#365daysofbiking Either end:

November 19th – Working late in Redditch, I found myself waiting for the train homewards in a brightly lit, but sparse station, surrounded by the light of the Kingfisher Shopping Centre and bus station. It really is a most odd place at night. It barely feels like a station at all.

At the other end, leaving Blake Street and slogging up the Chester Road in unexpected rain was very hard, grim work.

I was just glad to get home tonight.

#365daysofbiking The last obstacle”

November 8th – Returning from Birmingham that evening, the weather was still grim and I stopped to take a photo of the traffic at the Shire Oak crossroads.

Shire Oak Hill is like a homecoming to me. it’s the last obstacle to sanctuary before a gentle and lovely roll downhill into Brownhills. Light or dark, good weather or bad, cresting this hill is always and absolute joy.

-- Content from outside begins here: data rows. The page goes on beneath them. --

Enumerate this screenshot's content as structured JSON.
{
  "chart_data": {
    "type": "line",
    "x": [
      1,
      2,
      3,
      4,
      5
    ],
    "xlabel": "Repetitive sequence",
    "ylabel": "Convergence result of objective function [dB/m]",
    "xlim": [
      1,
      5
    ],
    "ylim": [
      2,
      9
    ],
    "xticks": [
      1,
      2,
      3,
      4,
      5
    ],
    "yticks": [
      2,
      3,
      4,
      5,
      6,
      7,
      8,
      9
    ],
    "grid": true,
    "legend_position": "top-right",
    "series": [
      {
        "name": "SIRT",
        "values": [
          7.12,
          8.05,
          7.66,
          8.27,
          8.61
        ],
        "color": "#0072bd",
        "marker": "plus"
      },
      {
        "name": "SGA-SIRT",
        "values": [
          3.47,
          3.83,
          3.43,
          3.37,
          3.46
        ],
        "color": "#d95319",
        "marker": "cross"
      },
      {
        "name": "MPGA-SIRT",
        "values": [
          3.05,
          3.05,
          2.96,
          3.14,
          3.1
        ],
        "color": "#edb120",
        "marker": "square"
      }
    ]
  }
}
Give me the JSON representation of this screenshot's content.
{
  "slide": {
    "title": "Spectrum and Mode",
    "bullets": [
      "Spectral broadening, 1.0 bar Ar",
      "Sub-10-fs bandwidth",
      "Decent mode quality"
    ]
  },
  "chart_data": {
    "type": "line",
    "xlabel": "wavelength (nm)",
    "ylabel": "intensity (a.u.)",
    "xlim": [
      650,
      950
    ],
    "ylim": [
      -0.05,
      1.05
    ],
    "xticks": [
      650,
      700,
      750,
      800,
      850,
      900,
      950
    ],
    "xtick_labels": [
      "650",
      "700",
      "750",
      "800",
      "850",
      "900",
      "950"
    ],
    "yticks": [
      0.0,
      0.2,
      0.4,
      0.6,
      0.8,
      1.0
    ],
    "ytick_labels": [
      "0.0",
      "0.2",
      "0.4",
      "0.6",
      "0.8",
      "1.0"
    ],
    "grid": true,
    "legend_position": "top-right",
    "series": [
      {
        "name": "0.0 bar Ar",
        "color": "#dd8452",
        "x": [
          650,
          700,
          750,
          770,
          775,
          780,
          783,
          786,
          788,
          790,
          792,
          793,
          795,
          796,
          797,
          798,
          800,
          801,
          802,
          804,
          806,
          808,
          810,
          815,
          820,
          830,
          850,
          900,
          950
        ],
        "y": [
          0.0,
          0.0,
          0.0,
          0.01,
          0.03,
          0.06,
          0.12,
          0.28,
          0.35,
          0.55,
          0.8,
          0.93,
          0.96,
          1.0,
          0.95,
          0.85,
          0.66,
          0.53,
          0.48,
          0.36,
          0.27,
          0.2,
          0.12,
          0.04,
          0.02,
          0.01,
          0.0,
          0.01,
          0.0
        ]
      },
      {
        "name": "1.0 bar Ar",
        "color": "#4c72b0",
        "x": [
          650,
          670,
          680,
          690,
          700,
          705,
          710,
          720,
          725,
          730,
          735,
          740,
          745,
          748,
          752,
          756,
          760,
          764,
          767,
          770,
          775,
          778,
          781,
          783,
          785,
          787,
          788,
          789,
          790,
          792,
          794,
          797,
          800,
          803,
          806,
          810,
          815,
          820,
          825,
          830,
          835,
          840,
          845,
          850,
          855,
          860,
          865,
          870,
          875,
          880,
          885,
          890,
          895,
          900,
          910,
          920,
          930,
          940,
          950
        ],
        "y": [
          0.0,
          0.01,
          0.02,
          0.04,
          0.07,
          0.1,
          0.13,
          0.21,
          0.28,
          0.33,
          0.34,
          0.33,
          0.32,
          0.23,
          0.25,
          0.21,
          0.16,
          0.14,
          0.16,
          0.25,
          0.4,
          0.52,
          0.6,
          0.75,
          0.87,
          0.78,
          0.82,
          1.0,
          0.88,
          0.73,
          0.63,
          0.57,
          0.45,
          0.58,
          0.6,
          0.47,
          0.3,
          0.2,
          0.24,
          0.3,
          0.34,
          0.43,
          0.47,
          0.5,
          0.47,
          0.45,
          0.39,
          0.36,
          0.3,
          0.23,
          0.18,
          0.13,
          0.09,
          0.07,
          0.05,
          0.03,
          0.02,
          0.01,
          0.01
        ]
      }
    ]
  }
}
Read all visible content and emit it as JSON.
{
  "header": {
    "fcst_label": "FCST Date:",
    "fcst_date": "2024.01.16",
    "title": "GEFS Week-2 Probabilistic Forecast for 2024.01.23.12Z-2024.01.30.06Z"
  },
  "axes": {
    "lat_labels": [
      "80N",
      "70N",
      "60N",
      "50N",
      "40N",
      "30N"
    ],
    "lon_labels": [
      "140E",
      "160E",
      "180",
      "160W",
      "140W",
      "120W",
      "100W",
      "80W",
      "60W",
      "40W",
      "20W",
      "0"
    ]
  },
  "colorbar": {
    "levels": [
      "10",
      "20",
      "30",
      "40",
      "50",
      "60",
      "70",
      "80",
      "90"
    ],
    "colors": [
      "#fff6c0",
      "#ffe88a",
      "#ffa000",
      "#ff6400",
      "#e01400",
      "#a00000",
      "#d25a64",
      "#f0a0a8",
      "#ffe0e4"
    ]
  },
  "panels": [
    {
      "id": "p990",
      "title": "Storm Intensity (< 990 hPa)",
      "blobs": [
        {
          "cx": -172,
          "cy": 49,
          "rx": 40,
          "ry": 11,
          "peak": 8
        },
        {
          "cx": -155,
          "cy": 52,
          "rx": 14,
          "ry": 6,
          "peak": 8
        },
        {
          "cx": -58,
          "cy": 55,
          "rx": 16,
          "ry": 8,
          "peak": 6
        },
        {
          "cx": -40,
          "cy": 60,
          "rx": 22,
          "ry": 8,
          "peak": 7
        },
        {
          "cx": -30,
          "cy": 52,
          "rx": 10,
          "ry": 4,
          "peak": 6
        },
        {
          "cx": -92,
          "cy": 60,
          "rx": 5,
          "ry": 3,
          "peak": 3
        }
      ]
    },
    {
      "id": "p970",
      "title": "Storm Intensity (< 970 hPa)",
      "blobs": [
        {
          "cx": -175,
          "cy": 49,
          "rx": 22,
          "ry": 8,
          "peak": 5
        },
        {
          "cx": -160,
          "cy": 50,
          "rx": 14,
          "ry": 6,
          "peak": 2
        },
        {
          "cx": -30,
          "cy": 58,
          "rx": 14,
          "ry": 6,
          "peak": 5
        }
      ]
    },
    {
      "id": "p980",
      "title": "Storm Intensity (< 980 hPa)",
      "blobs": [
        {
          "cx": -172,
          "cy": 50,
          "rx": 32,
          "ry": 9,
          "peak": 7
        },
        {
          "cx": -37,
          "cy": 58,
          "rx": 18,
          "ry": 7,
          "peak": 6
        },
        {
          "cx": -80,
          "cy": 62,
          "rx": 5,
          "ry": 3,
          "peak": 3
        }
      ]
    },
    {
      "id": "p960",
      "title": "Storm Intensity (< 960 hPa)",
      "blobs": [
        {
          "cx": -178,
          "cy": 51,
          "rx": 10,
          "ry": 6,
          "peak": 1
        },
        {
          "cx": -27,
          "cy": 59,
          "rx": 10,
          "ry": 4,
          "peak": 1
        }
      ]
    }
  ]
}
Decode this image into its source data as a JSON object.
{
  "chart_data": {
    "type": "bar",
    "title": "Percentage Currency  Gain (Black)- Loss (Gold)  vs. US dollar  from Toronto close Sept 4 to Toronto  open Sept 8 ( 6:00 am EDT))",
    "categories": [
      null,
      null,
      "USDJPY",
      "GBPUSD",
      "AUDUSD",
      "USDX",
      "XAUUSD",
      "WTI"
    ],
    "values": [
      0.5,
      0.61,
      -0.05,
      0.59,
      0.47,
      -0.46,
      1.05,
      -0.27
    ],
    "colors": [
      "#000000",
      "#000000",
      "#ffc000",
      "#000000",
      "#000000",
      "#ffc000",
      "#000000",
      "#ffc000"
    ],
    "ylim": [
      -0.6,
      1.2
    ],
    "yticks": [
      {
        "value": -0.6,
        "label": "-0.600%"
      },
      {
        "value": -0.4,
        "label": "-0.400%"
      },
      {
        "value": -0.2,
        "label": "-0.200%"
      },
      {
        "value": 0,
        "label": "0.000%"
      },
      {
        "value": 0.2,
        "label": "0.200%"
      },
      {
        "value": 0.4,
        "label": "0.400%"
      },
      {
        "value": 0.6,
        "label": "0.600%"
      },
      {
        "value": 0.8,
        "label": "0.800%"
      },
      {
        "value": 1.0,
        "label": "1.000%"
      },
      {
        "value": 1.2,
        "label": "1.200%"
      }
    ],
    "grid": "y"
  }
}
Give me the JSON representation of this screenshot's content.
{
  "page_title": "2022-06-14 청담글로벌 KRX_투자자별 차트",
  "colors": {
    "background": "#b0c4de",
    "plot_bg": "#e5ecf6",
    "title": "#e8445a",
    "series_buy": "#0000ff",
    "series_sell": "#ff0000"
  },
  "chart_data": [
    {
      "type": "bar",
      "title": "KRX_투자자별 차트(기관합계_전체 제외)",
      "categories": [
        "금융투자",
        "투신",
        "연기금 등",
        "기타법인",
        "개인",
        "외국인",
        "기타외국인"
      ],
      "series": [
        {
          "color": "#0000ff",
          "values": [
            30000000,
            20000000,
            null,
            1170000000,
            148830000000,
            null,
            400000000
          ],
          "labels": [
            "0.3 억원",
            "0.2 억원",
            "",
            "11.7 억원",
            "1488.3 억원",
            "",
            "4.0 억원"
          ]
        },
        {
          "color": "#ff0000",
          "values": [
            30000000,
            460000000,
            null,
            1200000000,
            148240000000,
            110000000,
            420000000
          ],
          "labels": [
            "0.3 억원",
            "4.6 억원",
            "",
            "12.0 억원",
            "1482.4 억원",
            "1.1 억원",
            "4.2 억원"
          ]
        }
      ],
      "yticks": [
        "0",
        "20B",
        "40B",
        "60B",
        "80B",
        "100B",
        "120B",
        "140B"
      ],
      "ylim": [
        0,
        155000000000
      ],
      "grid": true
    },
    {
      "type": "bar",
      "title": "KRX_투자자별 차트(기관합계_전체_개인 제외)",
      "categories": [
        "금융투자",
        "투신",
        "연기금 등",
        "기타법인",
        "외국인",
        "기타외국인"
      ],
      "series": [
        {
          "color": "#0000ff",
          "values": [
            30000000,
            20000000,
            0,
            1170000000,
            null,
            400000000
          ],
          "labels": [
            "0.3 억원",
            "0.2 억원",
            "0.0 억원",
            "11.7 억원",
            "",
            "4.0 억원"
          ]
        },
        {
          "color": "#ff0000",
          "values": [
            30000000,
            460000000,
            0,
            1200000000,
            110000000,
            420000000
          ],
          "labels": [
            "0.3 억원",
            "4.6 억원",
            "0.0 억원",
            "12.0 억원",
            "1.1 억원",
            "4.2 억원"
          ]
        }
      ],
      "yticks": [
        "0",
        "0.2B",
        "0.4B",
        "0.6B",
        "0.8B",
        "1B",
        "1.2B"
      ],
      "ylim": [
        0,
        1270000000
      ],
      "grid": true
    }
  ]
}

At night, in rain, it’s also a fascinating collage of reflection, light and hard surfaces. It fascinates me. 

August 24th – At Chester Road near the Stonnall turning, just before Castlehill, change is afoot. The old quarry with the hardstanding, idle since the 50s after it’s use as a concrete block manufacturing works is now undergoing groundworks for the construction of a new care home.

There have been a number of planning applications for this site over recent times, and permission for a fairly large elderly person’s care facility was granted last year and will involve extensive modifications to the road to mitigate the driveway.

It’ll be interesting to watch this progress.

August 24th – I nipped to Stonnall on my way home, and the view from Shire Oak was a gorgeous as ever when I passed: I’ll never tire of that view of the Ladies of the Vale over the quarry and rolling countryside to Wall.

On my return to Brownhills, dusk was falling, and the new flats at Anchor Bridge glowed well as the dying sunlight caught the damp tarmac.

August 19th – Talking of the harvest, at Home Farm, Sandhills, the cornfield I’d captured the rainbow and remarkable sunset from a few weeks ago has now been harvested, and the stubble, still golden in the overcast day, is awaiting ploughing back in. 

My favourite tree – my marker for the seasons, the horse Chestnut by the farmhouse – is clearly laden with conkers.

What a fantastic summer and season this has been. Just what I needed.

July 28th – There was not only a remarkable sunset, but a partial rainbow within it, so I shot out on the bike to catch it in what I thought would be the best place – from the canal overlooking Sandhilsl and Home Farm.

When I got there, I realised that I had a problem: The hedge was too high to get decent pictures. So I rode up the canal to the gap in the hedge, and crawled through. Walking the field of uncut wheat was wonderful, particularly so following the day’s showers, which made it a sensory delight.

How I adore that horse chestnut tree.

July 15th – An evening spin out after a day doing bike maintenance. It was warm and sunny and I did a lazy loop around Shenstone with the Nikon P900. It was a little too hazy but the Cathedral and Little Aston church came out well.

Sad to see so much building waste – clearly all from the same source – flytipped around Bullmoor and other local lanes. It has been reported.

Monday 9th – One of those days when you get disheartened as you took some great images but didn’t realise until late that there was a smudge on the camera lens that ruined them all…

After realising and wielding the lens pen, coming back from Lichfield late in the evening as I came up Shire Oak Hill the sunset was coming on well. This is the second time in the last few days we’ve had insteresting sun/cloud interactions, and it looked great in a gold-suffused hour.

It felt much fresher, and the building cloud is making me wonder if the weather is soon to break… but after the worst, latest spring I can ever remember, if it rains until l December now, we’ve had a terrific summer.

June 29th – A dayride from Macclesfield back home, via the Trentabank, the Roaches, Royal Cottage, Morridge, Longnor, Hurdlow, the High Peak Trail, Carsington, Holland, Hatton, ALrewas, Whitemoor Haye, Weeford and Shenstone, totalling 121 miles. 

I really am back in the saddle this season, thanks to the excellent weather, and a bit of determination.

Find out more at this post on my main blog.

June 25th – Riding home from Shenstone it seemed like the hottest afternoon ever. Of course it wasn’t, but I was tired, the hay fever was giving me hell and energy was low.

I notice now that the haymaking is ongoing, in great weather for it, a the Footherley Brook looked as gorgeous and changeless as it must have done for decades.

I was quite impressed with the image quality of the cathedral view from Shire Oak: for a camera with limited zoom that’s not a bad image at all.